Caminhos que mudam



Capítulo 13
Caminhos que mudam


Helga caminhava pelas estufas, vendo se seus alunos haviam transplantado corretamente as pinguículas e enterrado suficientemente fundo as sementes de beladona. Havia, é claro, uma muda de pinguícula acomodada em terra e Helga pôs-se a retirar a planta carnívora para um preparado adequado. Sempre havia quem não prestasse atenção nas orientações, o que eventualmente resultava em problemas.

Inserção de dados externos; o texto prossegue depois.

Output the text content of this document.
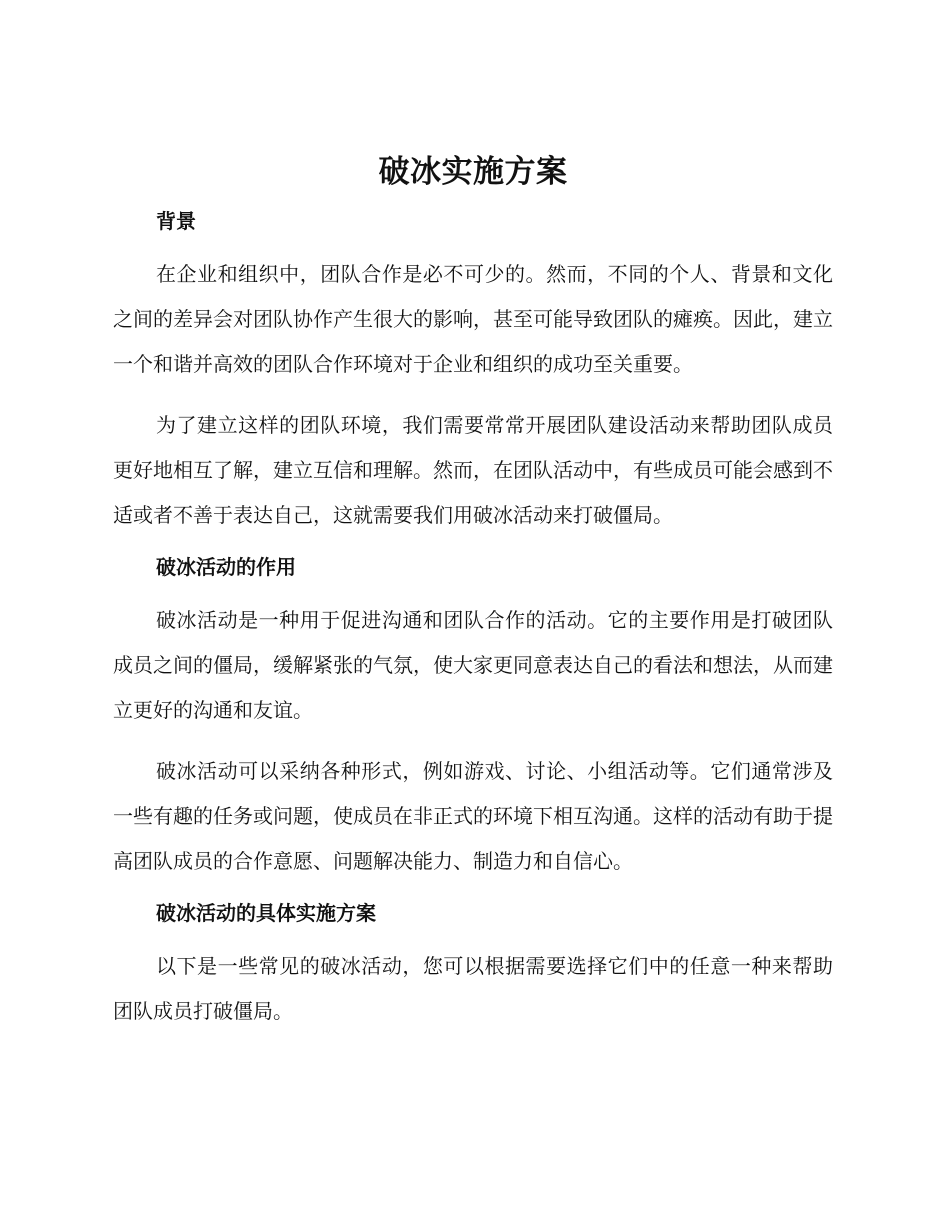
破冰实施方案
背景

在企业和组织中，团队合作是必不可少的。然而，不同的个人、背景和文化之间的差异会对团队协作产生很大的影响，甚至可能导致团队的瘫痪。因此，建立一个和谐并高效的团队合作环境对于企业和组织的成功至关重要。

为了建立这样的团队环境，我们需要常常开展团队建设活动来帮助团队成员更好地相互了解，建立互信和理解。然而，在团队活动中，有些成员可能会感到不适或者不善于表达自己，这就需要我们用破冰活动来打破僵局。

破冰活动的作用

破冰活动是一种用于促进沟通和团队合作的活动。它的主要作用是打破团队成员之间的僵局，缓解紧张的气氛，使大家更同意表达自己的看法和想法，从而建立更好的沟通和友谊。

破冰活动可以采纳各种形式，例如游戏、讨论、小组活动等。它们通常涉及一些有趣的任务或问题，使成员在非正式的环境下相互沟通。这样的活动有助于提高团队成员的合作意愿、问题解决能力、制造力和自信心。

破冰活动的具体实施方案

以下是一些常见的破冰活动，您可以根据需要选择它们中的任意一种来帮助团队成员打破僵局。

O teto de vidro sugerido por Rowena fora um achado e tanto, as plantas haviam se adaptado perfeitamente, como se estivessem em seu próprio habitat. No caso de algumas espécies, isso era surpreendente. Havia reservado uma estufa pequena junto à parede leste do castelo especialmente para a Amorphophallus titanu, que floresceria em dois ou três anos, se tivessem sorte. Desejava que sua primeira turma recebesse todos os mimos botânicos que pudesse dispor.

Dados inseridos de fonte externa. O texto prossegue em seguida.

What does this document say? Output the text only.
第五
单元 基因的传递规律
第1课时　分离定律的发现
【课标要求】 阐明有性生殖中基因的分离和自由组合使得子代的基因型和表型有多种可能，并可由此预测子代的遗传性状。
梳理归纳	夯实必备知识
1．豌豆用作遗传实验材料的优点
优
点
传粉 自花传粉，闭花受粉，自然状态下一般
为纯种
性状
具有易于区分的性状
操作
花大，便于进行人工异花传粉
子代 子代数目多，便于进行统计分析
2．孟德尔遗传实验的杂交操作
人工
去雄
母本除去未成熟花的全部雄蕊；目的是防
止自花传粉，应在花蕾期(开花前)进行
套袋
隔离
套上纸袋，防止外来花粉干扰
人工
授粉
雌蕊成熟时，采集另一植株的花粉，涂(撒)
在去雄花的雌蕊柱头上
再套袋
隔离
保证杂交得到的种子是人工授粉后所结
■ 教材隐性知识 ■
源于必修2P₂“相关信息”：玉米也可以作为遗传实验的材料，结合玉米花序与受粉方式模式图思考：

Enquanto regava parcimoniosamente uma pulsatila pratensis e pensava se não deveria agasalhá-la melhor – era tão sensivel à friagem e seria muito necessária quando as meninas crescessem um pouco mais e começassem com lágrimas sem motivo – percebeu que uma coruja pousara perto da porta. Não estava esperando nenhuma notícia e foi pegar a mensagem rapidamente. Ao desdobrar a carta, teve um grande desassossego, as novas eram terríveis! Chamavam-na em Inverness o mais breve possível pois Nessie estava muita doente. Helga não esperou um minuto sequer e logo já estava com sua bolsa pronta para a viagem. Despediu-se de suas meninas e de Rowena, mas não esperaria Godric voltar da caça. Prometeu enviar uma coruja o quanto antes avisando do estado de Nessie e por quanto tempo permaneceria fora.
Rowena adaptaria o horário da semana para a ausência de Helga.

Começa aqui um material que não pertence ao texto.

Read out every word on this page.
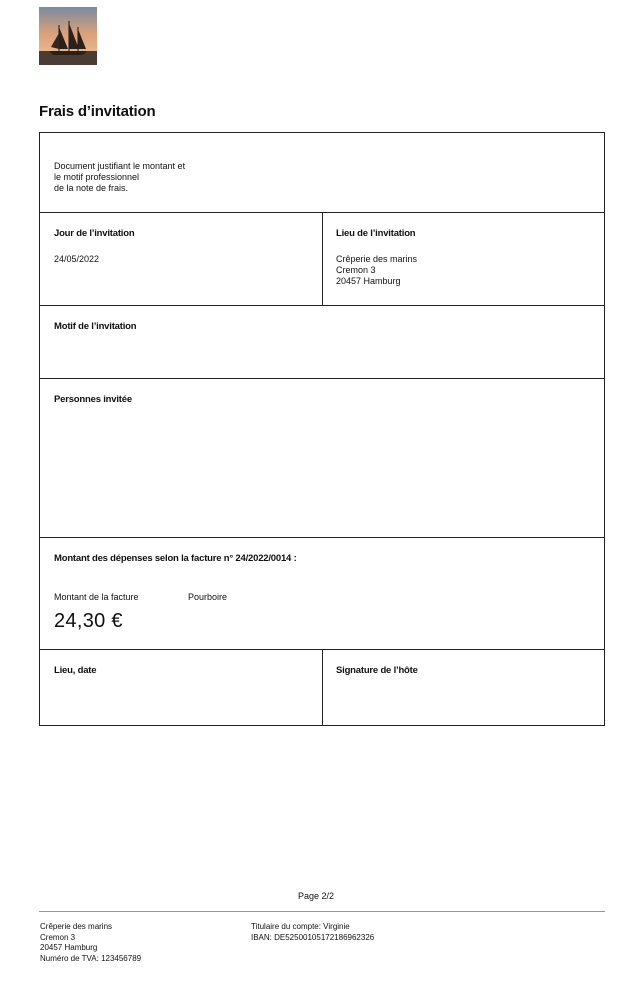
Frais d’invitation
Document justifiant le montant et
le motif professionnel
de la note de frais.
Jour de l’invitation
24/05/2022
Lieu de l’invitation
Crêperie des marins
Cremon 3
20457 Hamburg
Motif de l’invitation
Personnes invitée
Montant des dépenses selon la facture n° 24/2022/0014 :
Montant de la facture	Pourboire
24,30 €
Lieu, date	Signature de l’hôte
Page 2/2
Crêperie des marins
Cremon 3
20457 Hamburg
Numéro de TVA: 123456789
Titulaire du compte: Virginie
IBAN: DE52500105172186962326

Chegando em casa, Helga teve bons motivos de preocupação, pois o monstro do lago estava profundamente abatido, com olheiras fundas e parecia sentir grandes dores. Helga dedicou-se a descobrir o que poderia estar causando aquele mal-estar na sua querida Nessie, sem sucesso. Pesquisou livros, examinou-a detidamente, fez poções revigorantes, mas nenhum dos remédios de Helga parecia surtir qualquer efeito. Helga inconformada, pensou que poderia obter alguma ajuda das visões de Maeve e assim, foi para Castlegregory na tarde do terceiro dia. Encontrou Maeve rosada e gorda, mas não fez perguntas constrangedoras, coisa difícil para Helga, até que, após a leitura das folhas de chá, Maeve decidiu por contar a Helga o que sucedia. Helga, ficou felicíssima, mas não era capaz de afastar do pensamento o aparente fim próximo de Nessie. Após conversarem por algumas horas, Helga voltou ao seu castelo, decidida a tentar um último recurso. Preparou Nessie e avisou Hogwarts e, quando o sol já se punha, partiu para lá levando Nessie consigo.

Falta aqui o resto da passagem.